Today was a series of naps, mishaps, and a lovely excursion to the older, more scenic part of Boston, thanks to eager suggestions from my mother.
I started the day way too early, thanks to a five-thirty AM wakeup call from Ms. Stewart. I showered and was ready within twenty minutes—a mistake I won’t make again. With an hour to kill and unable to go back to sleep, I started the day sleepy and just hoping to get through whatever we had to do.
Here comes the mishap part of the day:
After an hour and a half long trip to Connecticut (I can now cross Connecticut and Massachusetts off my list of states I haven’t yet visited), in which I completely passed out—thanks to Lydia for making sure I was awake when it was time to get off the train, I was refreshed and ready to take on Connecticut College.
What we didn’t plan on however, was the fact that there were no cabs available, and we had to walk 2 or 3 miles, all the while continuously asking for directions, in the heat, sweating, and almost miserable. It was all worth it however, because the small town of New London, Connecticut is the perfect example of a New England town—scenic, forested, with gorgeous houses and a body of water nearby. It helped that the time in the sun darkened my legs by about three shades. A good tan never hurt anyone.
But the way was long, and just as we were about to give up hope, we passed the United States Coast Guard Academy (which really should be renamed the United States Gorgeous, Fit Men Academy) and Connecticut College was just up the road.
While we missed the tour, we did make most of the information session, and talked to Shalini Uppu, the Assistant Direction of Admissions, who handles the California Bay Area region.
The college was gorgeous, sure, but not for me. I knew I’d go mad in a school of only 1,900 people, and they just weren’t as diverse as I want in a college. Still, it was good to see it for myself, my first formal college visit, to know for sure that it was not the place for me.
Some lunch, another nap, and about two and a half hours later, we were back in Boston, and we all agreed to meet in the lobby at five thirty to explore the city.
Thanks to my mother and her all too eager suggestions, we had the perfect place to go, and the perfect directions (not that we needed them—the Boston subway system is incredibly easy to navigate). My mom, an avid lover of Boston as I pointed out, said we should go to Faneuil Hall Market, which was a gorgeous, scenic place (a tourist trap to be sure), where the old architecture of Boston blended with the new, and we walked, ate, and relaxed.

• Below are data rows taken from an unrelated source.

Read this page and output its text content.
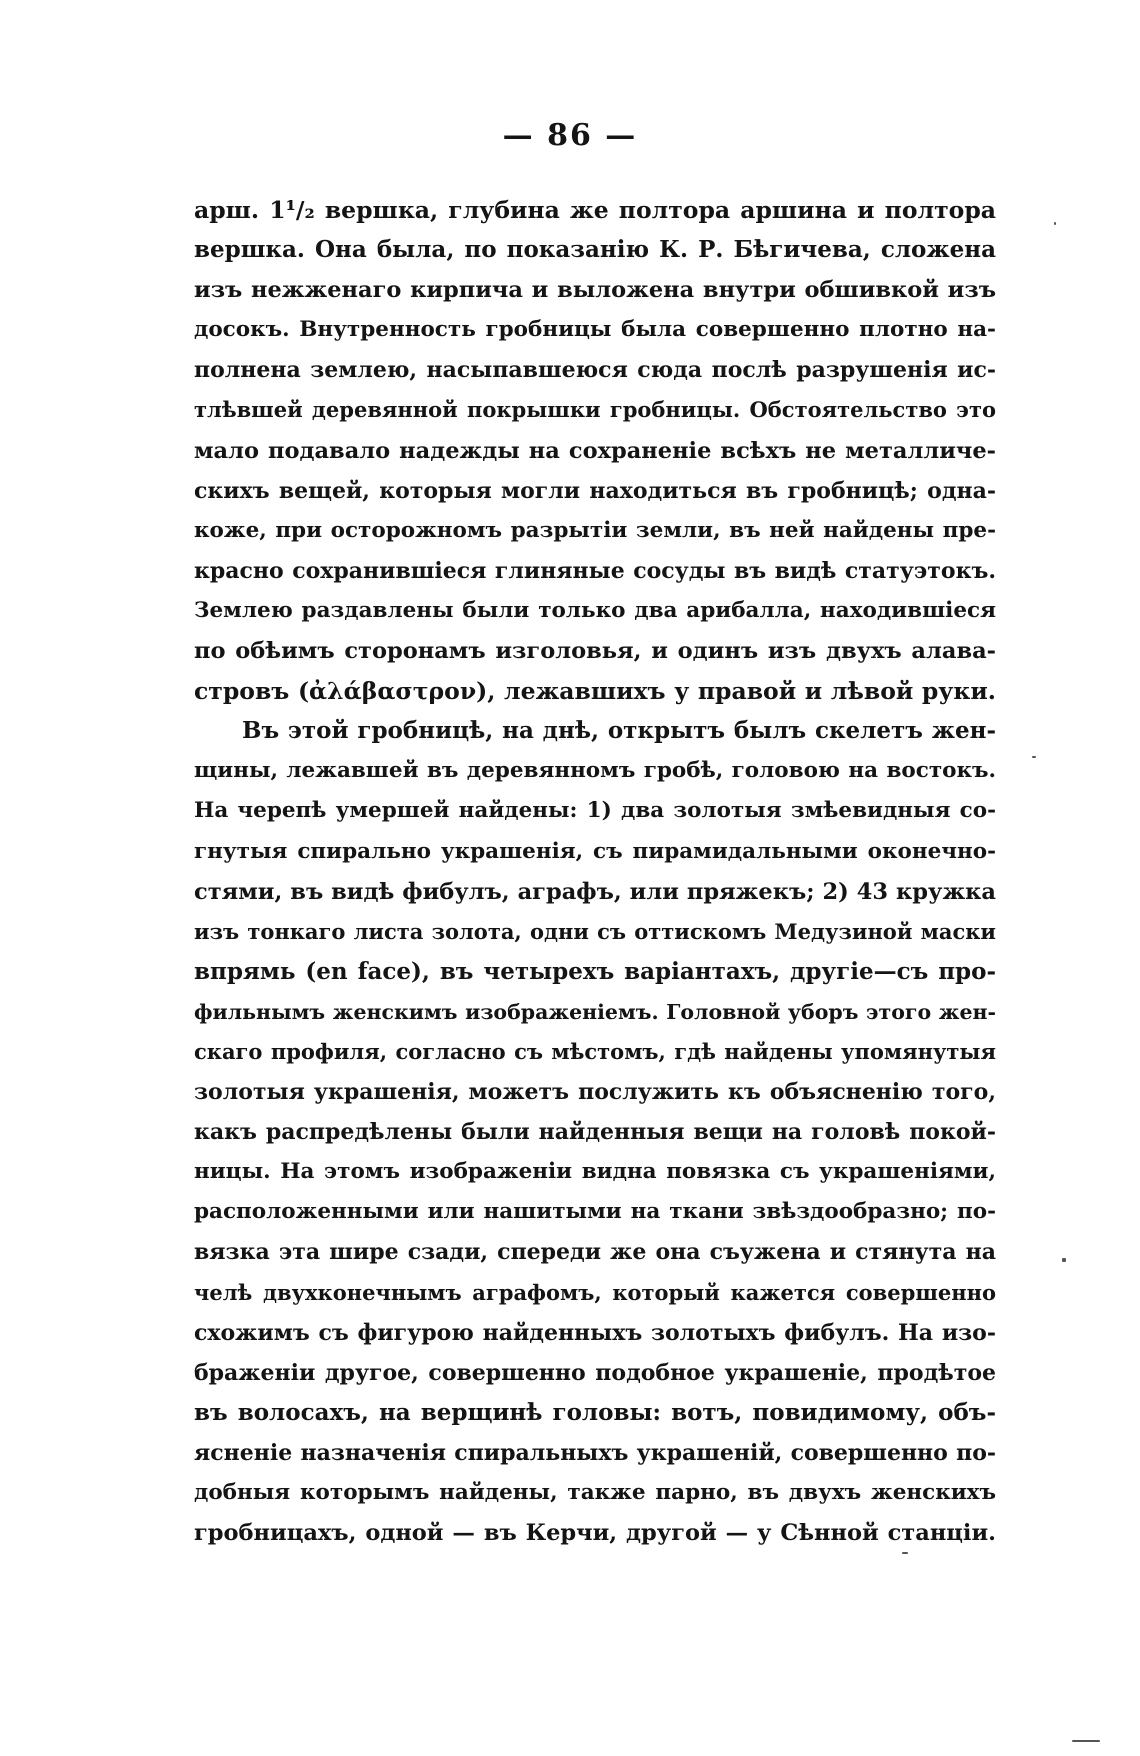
— 86 —
арш. 1¹/₂ вершка, глубина же полтора аршина и полтора
вершка. Она была, по показанію К. Р. Бѣгичева, сложена
изъ нежженаго кирпича и выложена внутри обшивкой изъ
досокъ. Внутренность гробницы была совершенно плотно на-
полнена землею, насыпавшеюся сюда послѣ разрушенія ис-
тлѣвшей деревянной покрышки гробницы. Обстоятельство это
мало подавало надежды на сохраненіе всѣхъ не металличе-
скихъ вещей, которыя могли находиться въ гробницѣ; одна-
коже, при осторожномъ разрытіи земли, въ ней найдены пре-
красно сохранившіеся глиняные сосуды въ видѣ статуэтокъ.
Землею раздавлены были только два арибалла, находившіеся
по обѣимъ сторонамъ изголовья, и одинъ изъ двухъ алава-
стровъ (ἀλάβαστρον), лежавшихъ у правой и лѣвой руки.
Въ этой гробницѣ, на днѣ, открытъ былъ скелетъ жен-
щины, лежавшей въ деревянномъ гробѣ, головою на востокъ.
На черепѣ умершей найдены: 1) два золотыя змѣевидныя со-
гнутыя спирально украшенія, съ пирамидальными оконечно-
стями, въ видѣ фибулъ, аграфъ, или пряжекъ; 2) 43 кружка
изъ тонкаго листа золота, одни съ оттискомъ Медузиной маски
впрямь (en face), въ четырехъ варіантахъ, другіе—съ про-
фильнымъ женскимъ изображеніемъ. Головной уборъ этого жен-
скаго профиля, согласно съ мѣстомъ, гдѣ найдены упомянутыя
золотыя украшенія, можетъ послужить къ объясненію того,
какъ распредѣлены были найденныя вещи на головѣ покой-
ницы. На этомъ изображеніи видна повязка съ украшеніями,
расположенными или нашитыми на ткани звѣздообразно; по-
вязка эта шире сзади, спереди же она съужена и стянута на
челѣ двухконечнымъ аграфомъ, который кажется совершенно
схожимъ съ фигурою найденныхъ золотыхъ фибулъ. На изо-
браженіи другое, совершенно подобное украшеніе, продѣтое
въ волосахъ, на верщинѣ головы: вотъ, повидимому, объ-
ясненіе назначенія спиральныхъ украшеній, совершенно по-
добныя которымъ найдены, также парно, въ двухъ женскихъ
гробницахъ, одной — въ Керчи, другой — у Сѣнной станціи.
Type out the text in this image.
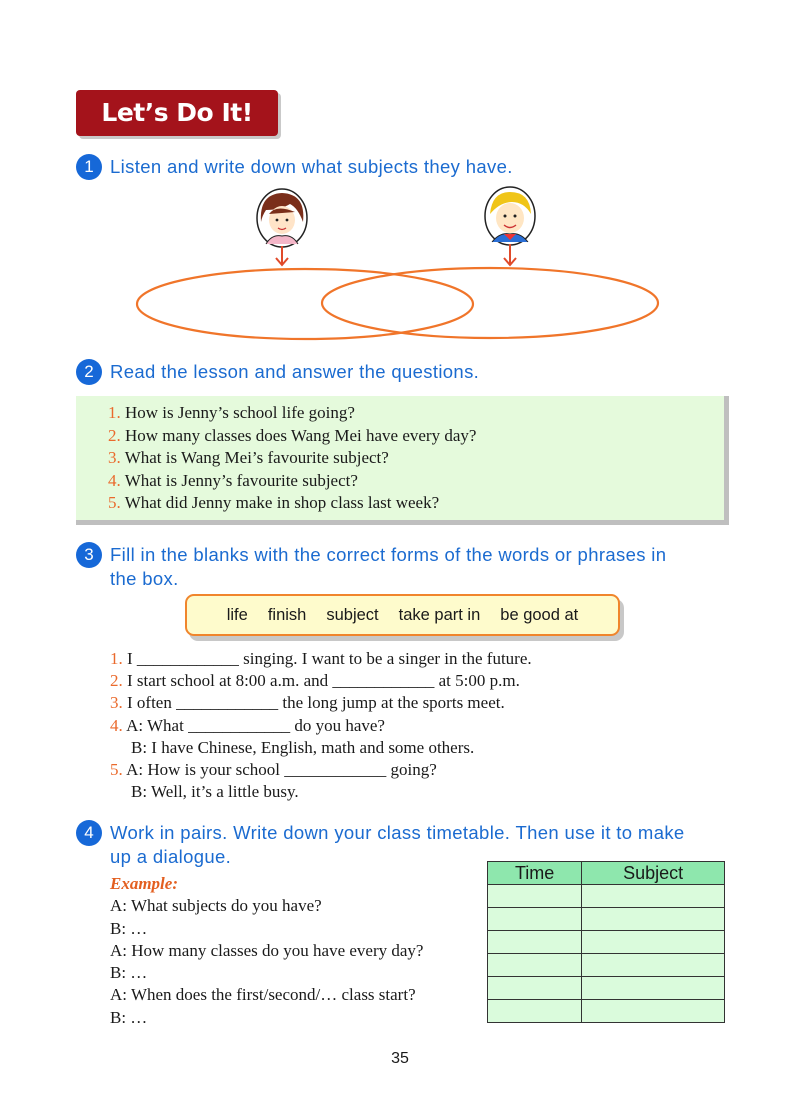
Let’s Do It!
1 Listen and write down what subjects they have.
2 Read the lesson and answer the questions.
1. How is Jenny’s school life going?
2. How many classes does Wang Mei have every day?
3. What is Wang Mei’s favourite subject?
4. What is Jenny’s favourite subject?
5. What did Jenny make in shop class last week?
3 Fill in the blanks with the correct forms of the words or phrases in
the box.
life finish subject take part in be good at
1. I ____________ singing. I want to be a singer in the future.
2. I start school at 8:00 a.m. and ____________ at 5:00 p.m.
3. I often ____________ the long jump at the sports meet.
4. A: What ____________ do you have?
B: I have Chinese, English, math and some others.
5. A: How is your school ____________ going?
B: Well, it’s a little busy.
4 Work in pairs. Write down your class timetable. Then use it to make
up a dialogue.
Example:
A: What subjects do you have?
B: …
A: How many classes do you have every day?
B: …
A: When does the first/second/… class start?
B: …
Time	Subject

35
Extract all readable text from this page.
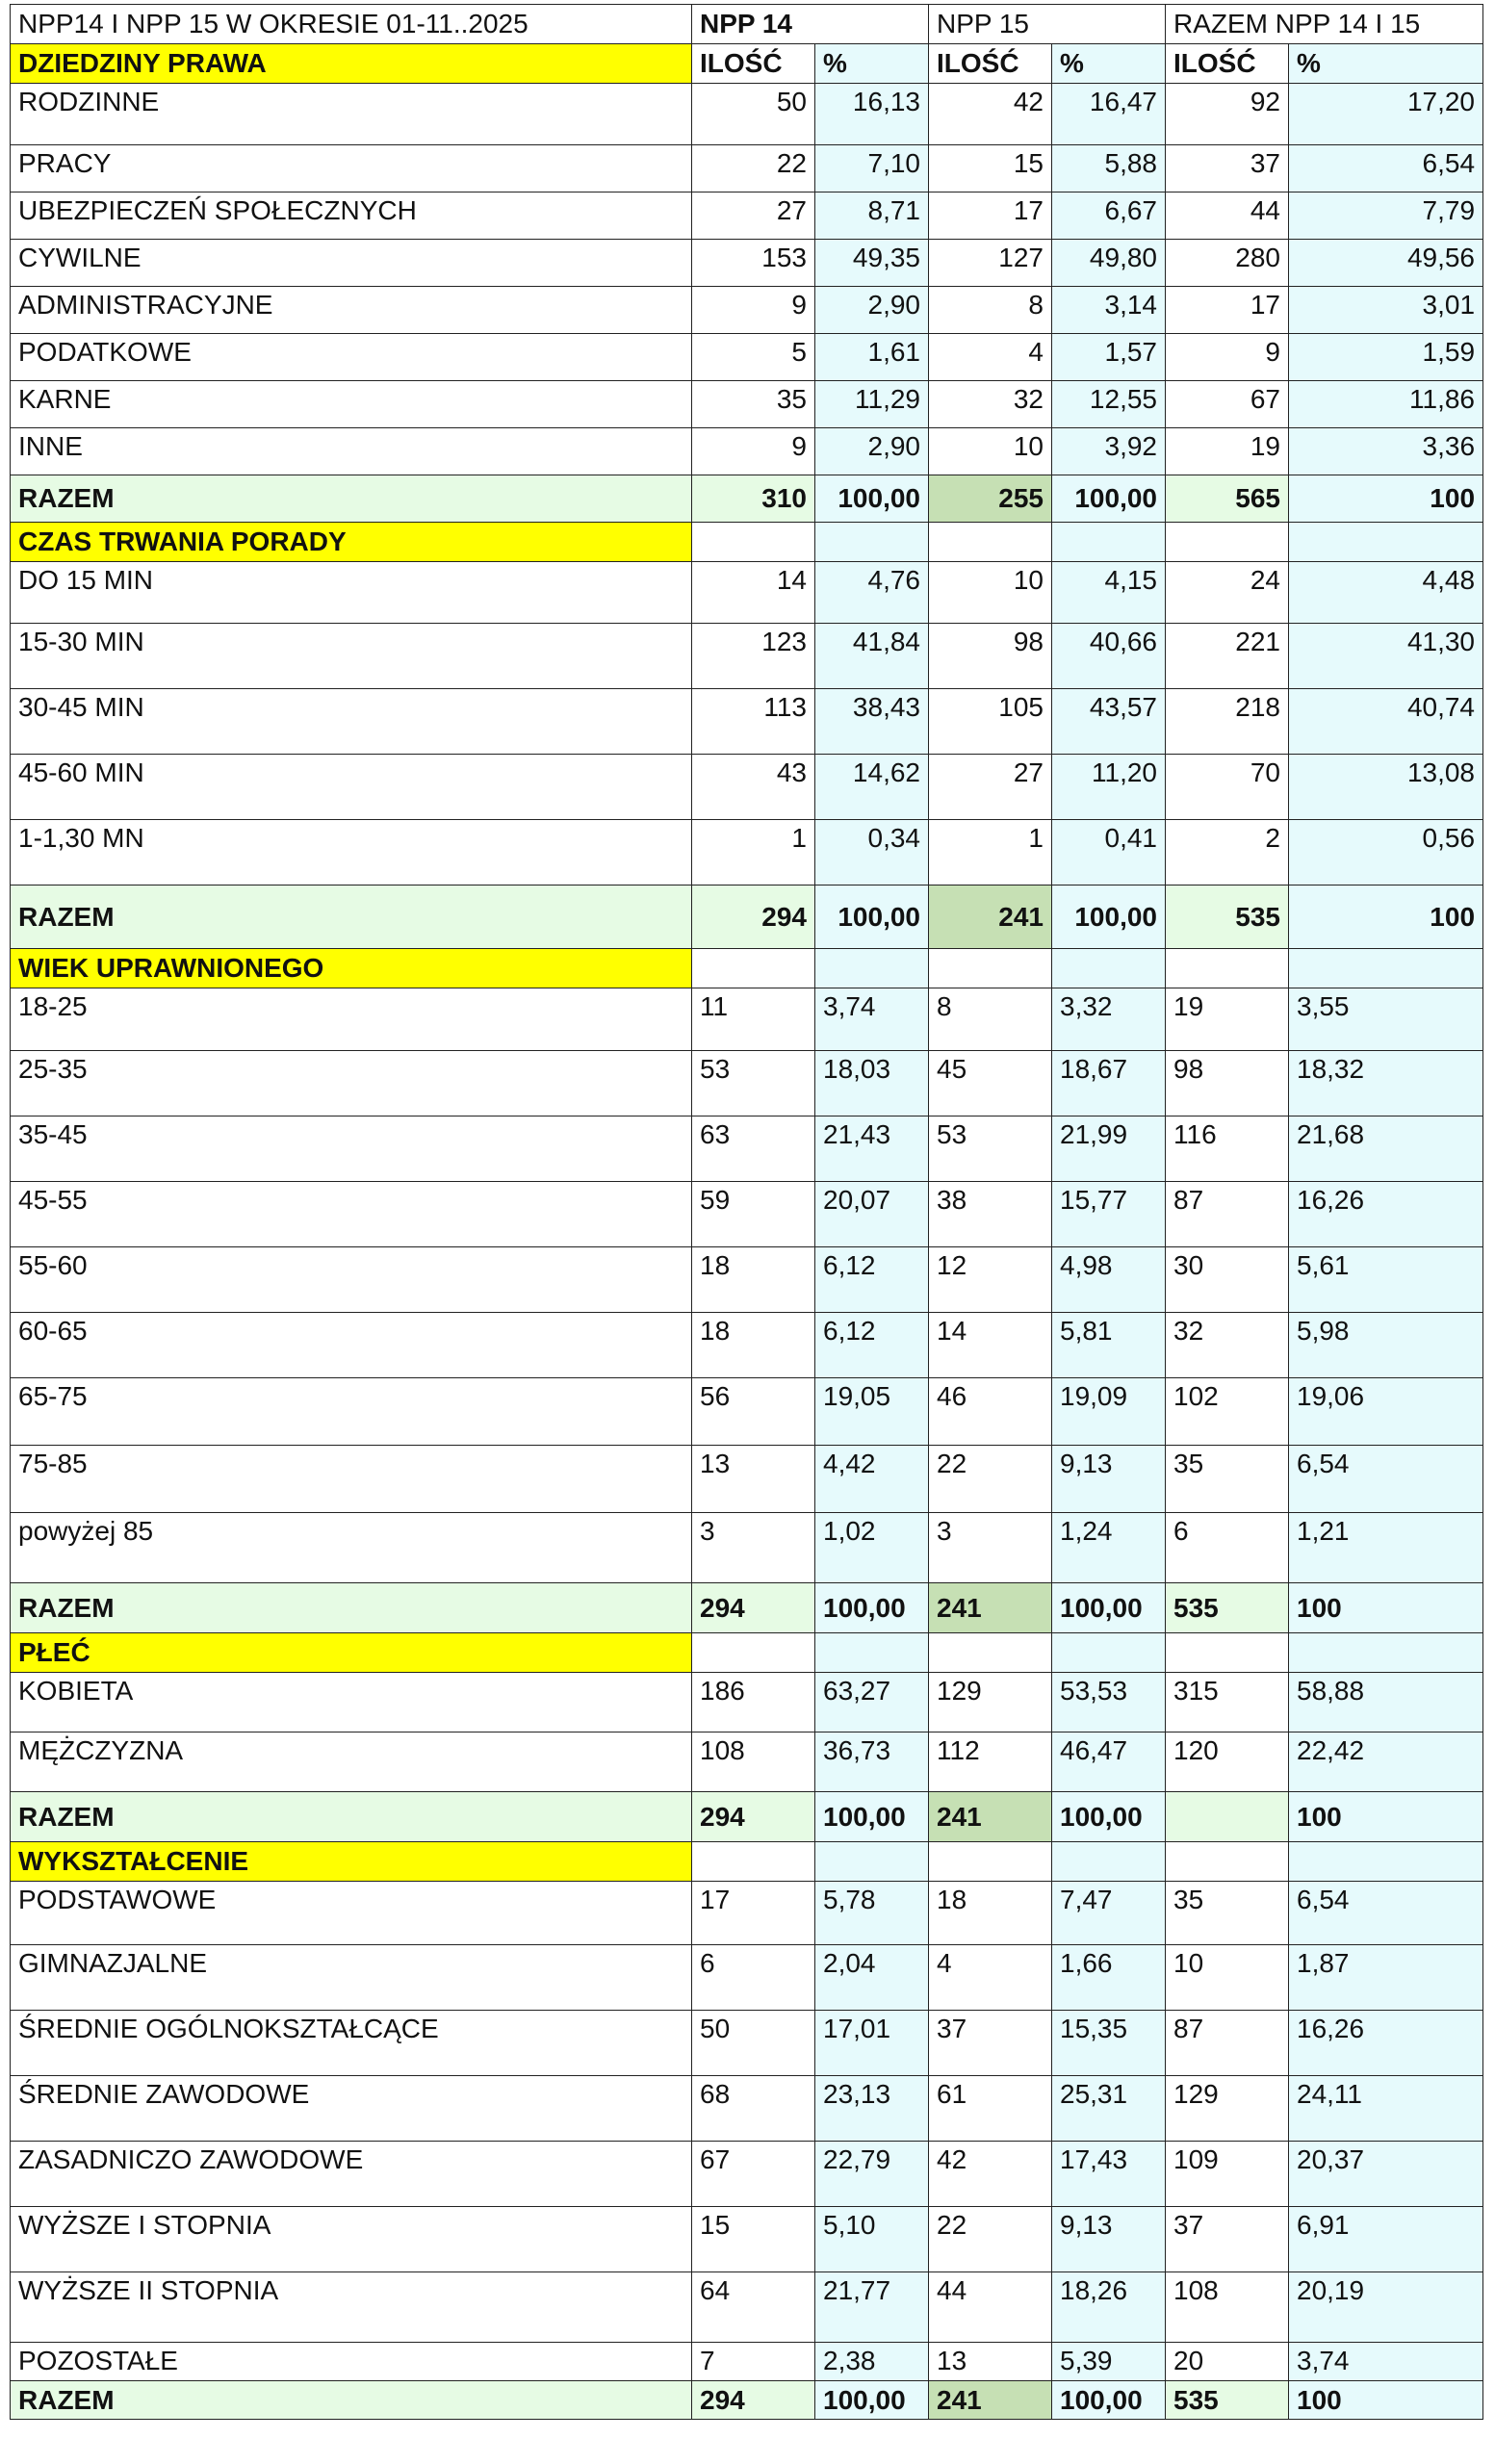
NPP14 I NPP 15 W OKRESIE 01-11..2025	NPP 14		NPP 15		RAZEM NPP 14 I 15	
DZIEDZINY PRAWA	ILOŚĆ	%	ILOŚĆ	%	ILOŚĆ	%
RODZINNE	50	16,13	42	16,47	92	17,20
PRACY	22	7,10	15	5,88	37	6,54
UBEZPIECZEŃ SPOŁECZNYCH	27	8,71	17	6,67	44	7,79
CYWILNE	153	49,35	127	49,80	280	49,56
ADMINISTRACYJNE	9	2,90	8	3,14	17	3,01
PODATKOWE	5	1,61	4	1,57	9	1,59
KARNE	35	11,29	32	12,55	67	11,86
INNE	9	2,90	10	3,92	19	3,36
RAZEM	310	100,00	255	100,00	565	100
CZAS TRWANIA PORADY						
DO 15 MIN	14	4,76	10	4,15	24	4,48
15-30 MIN	123	41,84	98	40,66	221	41,30
30-45 MIN	113	38,43	105	43,57	218	40,74
45-60 MIN	43	14,62	27	11,20	70	13,08
1-1,30 MN	1	0,34	1	0,41	2	0,56
RAZEM	294	100,00	241	100,00	535	100
WIEK UPRAWNIONEGO						
18-25	11	3,74	8	3,32	19	3,55
25-35	53	18,03	45	18,67	98	18,32
35-45	63	21,43	53	21,99	116	21,68
45-55	59	20,07	38	15,77	87	16,26
55-60	18	6,12	12	4,98	30	5,61
60-65	18	6,12	14	5,81	32	5,98
65-75	56	19,05	46	19,09	102	19,06
75-85	13	4,42	22	9,13	35	6,54
powyżej 85	3	1,02	3	1,24	6	1,21
RAZEM	294	100,00	241	100,00	535	100
PŁEĆ						
KOBIETA	186	63,27	129	53,53	315	58,88
MĘŻCZYZNA	108	36,73	112	46,47	120	22,42
RAZEM	294	100,00	241	100,00		100
WYKSZTAŁCENIE						
PODSTAWOWE	17	5,78	18	7,47	35	6,54
GIMNAZJALNE	6	2,04	4	1,66	10	1,87
ŚREDNIE OGÓLNOKSZTAŁCĄCE	50	17,01	37	15,35	87	16,26
ŚREDNIE ZAWODOWE	68	23,13	61	25,31	129	24,11
ZASADNICZO ZAWODOWE	67	22,79	42	17,43	109	20,37
WYŻSZE I STOPNIA	15	5,10	22	9,13	37	6,91
WYŻSZE II STOPNIA	64	21,77	44	18,26	108	20,19
POZOSTAŁE	7	2,38	13	5,39	20	3,74
RAZEM	294	100,00	241	100,00	535	100
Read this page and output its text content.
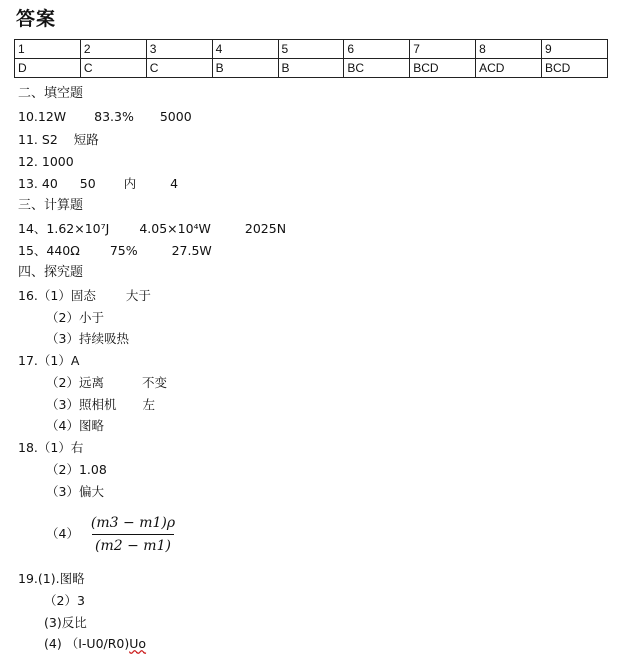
答案
1	2	3	4	5	6	7	8	9
D	C	C	B	B	BC	BCD	ACD	BCD
二、填空题
10.12W 83.3% 5000
11. S2 短路
12. 1000
13. 40 50 内	4
三、计算题
14、1.62×10⁷J 4.05×10⁴W	2025N
15、440Ω 75%	27.5W
四、探究题
16.（1）固态 大于
（2）小于
（3）持续吸热
17.（1）A
（2）远离	不变
（3）照相机 左
（4）图略
18.（1）右
（2）1.08
（3）偏大
（4）
(m3 − m1)ρ
(m2 − m1)
19.(1).图略
（2）3
(3)反比
(4) （I-U0/R0)Uo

Now, while my mom is an avid lover of the New England area, I am an avid lover of New England clam chowder, and I would never forgive myself if I went to Boston and didn’t eat it. So despite the heat, I sat down with my bread bowl and ate some of the most delicious clam chowder of my life, and didn’t stop until every bit was gone (including the bowl).
And earlier that day, I had told myself to stay away from sweets (I had eaten enough in Peru to last me a lifetime), but then I saw it; the chocolate dipped apple. And come on—it was an apple! It’s technically not even really dessert, or so I told myself as I ate the entire thing.
It was a pretty magnificent day, all things considered (I live for unplanned disasters and little adventures), and I am just so glad that this Ivy League Connection program has given me a chance to visit this incredible city. I am definitely coming back here, preferably with my mom, a virtual tour guide.